Aile yapısı ve bu yapıda yetişecek çocuğa verilecek ilk eğitim de birçok açıdan önemlidir. İslam, her doğan kişinin İslam fıtratı üzere doğduğunu, daha sonra anne-baba ve çevrenin o kişiye tesir ettiğini (bozduğunu/düzelttiğini) söyler. Bu durum bize çocuğa verilecek ilk eğitimin ne kadar önemli olduğunu gösteriyor. Çocuk her ne kadar fıtraten tertemiz olsa da içinde bulunduğu aileden ve çevreden etkilenecektir. Onları taklit edecek, nasıl yaşıyorlarsa onlar gibi yaşamaya çalışacaktır. Dolayısıyla çocuk eğitiminde anne ve babanın iyi rol model olmaları çok önemlidir. Yapmasını istediğimiz şeyi çocuğumuza iyi örnek olarak göstermek, söylemekten çok daha tesirlidir. Çocuğun eğitimi sanıldığı gibi doğduktan hemen sonra değil, daha doğmadan başlamaktadır. Anne-babanın (özellikle annenin) helal lokmayla beslenip-beslenmemesi, bulundukları ortam, hatta izledikleri/okudukları şeyler anne karnındaki bebeği etkilemektedir. Bu duruma tesir eden en önemli faktör elbette genetik yatkınlıktır. “Anne ve babadan gelen genler çocuğun karakterinde ve eğitilmesinde önemli birer rol oynar. Bunun için İslam, eğitimi anne ve babadan başlatır. İslam tohumluktan çıkıp fide haline gelmeden önce tarla ve tohum mesabesinde olan anne ve babaya yöneliyor. Eğitim doğumdan sonra başlamıyor, tohum döneminden itibaren başlıyor…” Eğitimde psikolojik terbiyenin rolü ile ilgili bir makaleden3 alıntıladığımız kısım, anne babanın çocuğa tesirinde genetik ve çevre faktörünün ne kadar önemli olduğunu açıklıyor.

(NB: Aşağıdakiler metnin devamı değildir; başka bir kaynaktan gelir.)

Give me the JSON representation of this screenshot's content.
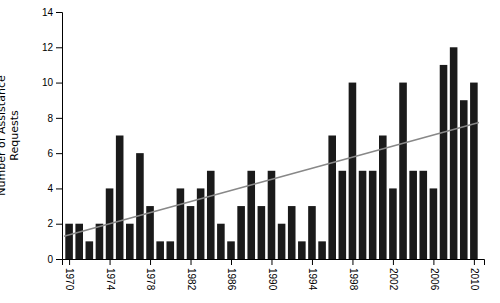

İslam, aileye dair emir ve yasaklarıyla aile içinde bütünlüğü sağlamakta, aile ve akraba bağlarını kuvvetlendirmektedir. “Ey iman edenler! Kendinizi ve ehlinizi (ailenizi) yakıtı insanlar ve taşlar olan ateşten koruyun…”4 ayetiyle özellikle aile reisine mesuliyet yüklemektedir. Hz. Peygamber Sallallahu Aleyhi ve Sellem de: “Hepiniz çobansınız. Hepiniz güttüğünüz sürüden sorumlusunuz. Âmir memurlarının çobanıdır. Erkek ailesinin çobanıdır. Kadın da evinin ve çocuğunun çobanıdır. Netice itibariyle hepiniz çobansınız ve hepiniz idare ettiklerinizden sorumlusunuz”5 diyerek hem Kur’an’ın emrini pekiştirmiş hem de sorumluluğun boyutunu ortaya koymuştur. Demek ki sorumlulukta herkesin üzerine düşen görevler vardır ve hiç kimse kendi mesuliyetini başkasının üzerine atıp da kurtulamaz. Herkes elinin altında bulunanların gidişatından sorumludur, bu sadece ailenin de sorumluluğu değildir. Bu ayete dayanarak konunun sadece evli ve çocuklu aile reisini ilgilendirdiği sanılmasın. Her birey kendisine emanet olarak sunulan her şeyden mesul olduğunun idrakinde olmalıdır.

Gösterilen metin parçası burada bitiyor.